Ne ne ne. Ne diyorlar bunlar ben Eylül hocayı öpmeye hayatta cesaret edemezdim. Kadın beni hayatından siler eğer böyle bir şey yaparsam. Zaten platonik takılıyorum iyi kötü, öpersem kadın yüzüme dahi bakmazdı.

"Saçmalamayın isterseniz böyle bir şey yapmayacağım."

"Bize ne kızım, eğer ben kaybetseydim bana söyleseydiniz böyle bir şey bemde Serdar hocayı öpecektim. Ah hayali bile güzel. Neyse konuyu saptırmayalım. Yapacaksın."

"Lan salak ben kadını öpersem beni bir daha göremezsiniz siz. Kadın eşcinsel bile değil ki onu geçtim beni öğrencisi olarak görüyor. Böyle bir şeyi yaparsam neler olur düşünün."

"Kanka dudaktan olmasa da dudak yakınlarından felan ver bir öpücük işte." diyip kahkaha atmıştı Duru.

"Dodok yokonlorondon folon vor bor opocok. Salak mısın Duru."
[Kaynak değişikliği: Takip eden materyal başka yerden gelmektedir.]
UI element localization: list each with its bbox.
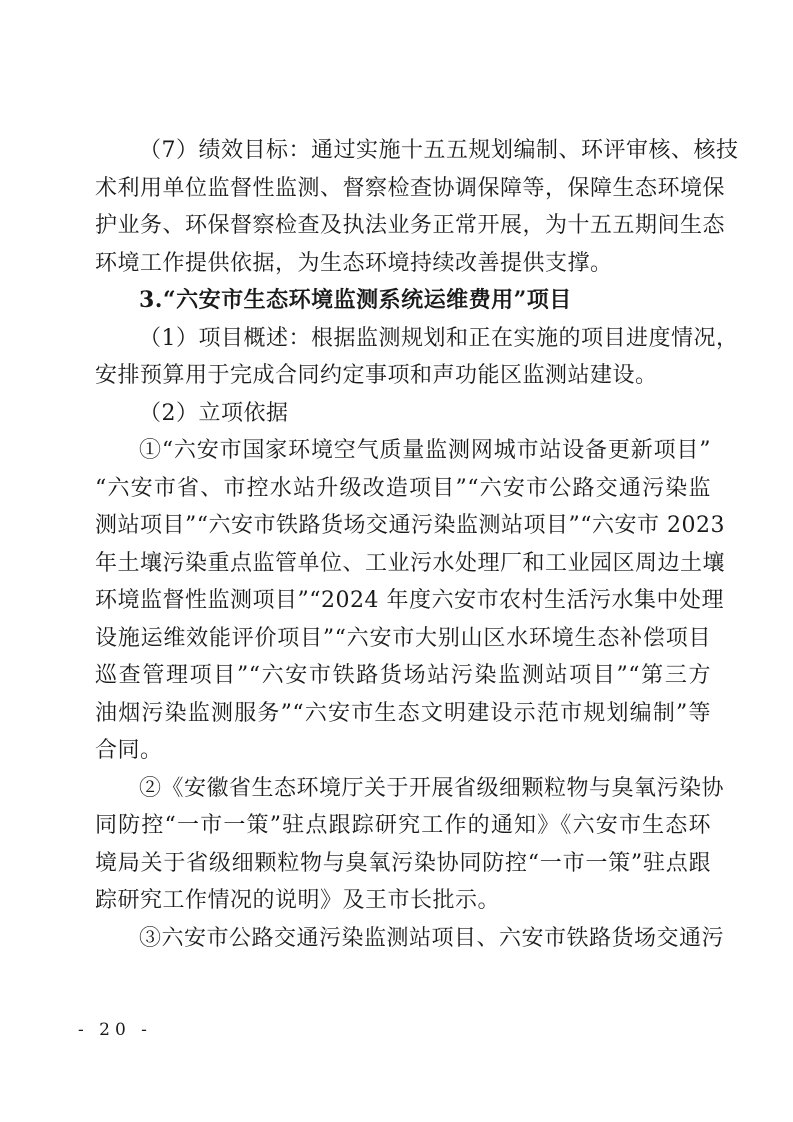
text-line: 护业务、环保督察检查及执法业务正常开展，为十五五期间生态 (95, 207, 711, 245)
text-line: （7）绩效目标：通过实施十五五规划编制、环评审核、核技 (95, 132, 711, 170)
text-line: 环境工作提供依据，为生态环境持续改善提供支撑。 (95, 245, 711, 283)
text-line: 设施运维效能评价项目”“六安市大别山区水环境生态补偿项目 (95, 620, 711, 658)
text-line: ①“六安市国家环境空气质量监测网城市站设备更新项目” (95, 432, 711, 470)
text-line: 同防控“一市一策”驻点跟踪研究工作的通知》《六安市生态环 (95, 807, 711, 845)
text-line: 3.“六安市生态环境监测系统运维费用”项目 (95, 282, 711, 320)
text-line: 踪研究工作情况的说明》及王市长批示。 (95, 882, 711, 920)
text-line: ③六安市公路交通污染监测站项目、六安市铁路货场交通污 (95, 920, 711, 958)
body-text: （7）绩效目标：通过实施十五五规划编制、环评审核、核技术利用单位监督性监测、督察… (95, 132, 711, 957)
text-line: 环境监督性监测项目”“2024 年度六安市农村生活污水集中处理 (95, 582, 711, 620)
text-line: 境局关于省级细颗粒物与臭氧污染协同防控“一市一策”驻点跟 (95, 845, 711, 883)
text-line: 安排预算用于完成合同约定事项和声功能区监测站建设。 (95, 357, 711, 395)
text-line: 术利用单位监督性监测、督察检查协调保障等，保障生态环境保 (95, 170, 711, 208)
text-line: （2）立项依据 (95, 395, 711, 433)
page-number: - 20 - (78, 1020, 152, 1040)
text-line: 油烟污染监测服务”“六安市生态文明建设示范市规划编制”等 (95, 695, 711, 733)
text-line: （1）项目概述：根据监测规划和正在实施的项目进度情况， (95, 320, 711, 358)
document-page: （7）绩效目标：通过实施十五五规划编制、环评审核、核技术利用单位监督性监测、督察… (0, 0, 793, 1122)
text-line: “六安市省、市控水站升级改造项目”“六安市公路交通污染监 (95, 470, 711, 508)
text-line: ②《安徽省生态环境厅关于开展省级细颗粒物与臭氧污染协 (95, 770, 711, 808)
text-line: 合同。 (95, 732, 711, 770)
text-line: 年土壤污染重点监管单位、工业污水处理厂和工业园区周边土壤 (95, 545, 711, 583)
text-line: 巡查管理项目”“六安市铁路货场站污染监测站项目”“第三方 (95, 657, 711, 695)
text-line: 测站项目”“六安市铁路货场交通污染监测站项目”“六安市 2023 (95, 507, 711, 545)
"Evet, başka bir soru."Dediği şeyle sen adam olmazsın bakışı attım.

"Yanağından öpebilirim sadece o da zor bir ihtimal zaten." Hemen bağırıp itiraz etmeye kalktılar.

"Hiç itiraz etmeyin hiç öpmem bak." dediğimde susmuşlardı.

Biraz daha havuzun keyfini çıkardığımızda saat daha erkendi. Can yerinde duramayıp.

"Hadi kalkın bara gidiyoruz." Dedi

"Oha çok iyi fikir. Ben hemen hazırlanıyorum." demişti Duru.

Bense pek gitme yanlısı değildim. Çünkü en son böyle bir bar maceramızda onlar içip dağıtmıştı ve bardan kovulmuştuk.

"Geçen sefer ki gibi yine bardan atılmayalım şimdi sanki iyi fikir değil gibi."

"Sus Başak sende buna itiraz etme, hem geçen sefer biz haklıydık adamlar sana sulandı ne yapayım elim armut mu toplasın tabi dövecektim adamı."

Evet kafayı bulmuş birisi bana sarkıntılık etmişti. Uyarmıştık ama yine devam edince Can bunu görüp suratına yumruğunu geçirmişti. Barın sahibi adamın yakını olunca da bizi atmışlardı.

"Hatırlatma o adamı ya." diyip kusar tarzda hareket yapmıştı Duru.

"Hem Başak bu sefer sen içeceksin kafanın dağılması gerekiyor malum olaylardan."

"Neyse ne hadi hazırlanalım gidelim."

Arka bahçeden eve girip hepimiz üstümüzü değiştirip dışarı çıktık. Arabaya binip yüksek sesle bir müzik açarak eğlenerek gidiyorduk.

Bardan içeri girdiğimizde yoğun duman ve yüksek seste müzik karşılamıştı bizi.
Bir bar masasına geçtiğimizde hemen yanımıza garson gelmişti. Ben bira sipariş etmiştim. Can hemen müdahale edip.

"Sen bize 9 tane tekila getir lütfen." Garsonu göndermişti.

"Biraz hızlı başladık sanırım Can. " diyerek uyardığımda

"Olsun her gün geliyoruz sanki." diyip şarkıyla dans etmeye başlamıştı. Kıvrak hareketlerine uyum sağlamam mümkün değildi. Beni de çekip dans etmem için zorladığında sadece kafamı sallamıştım. Ama Duru ile kopmuşlardı. Yani alkol almadan böylelerdi bizimkiler.

Tekilalar geldiğinde hemen birer bardağı elimize tutuşturup tokuşturarak içmişti. Alkol eşiğim yüksekti Can ve Duru' ya göre ama yine de kendimi çok kaybetmiyordum onlara nazaran. Daha yavaş gidiyordum içerken.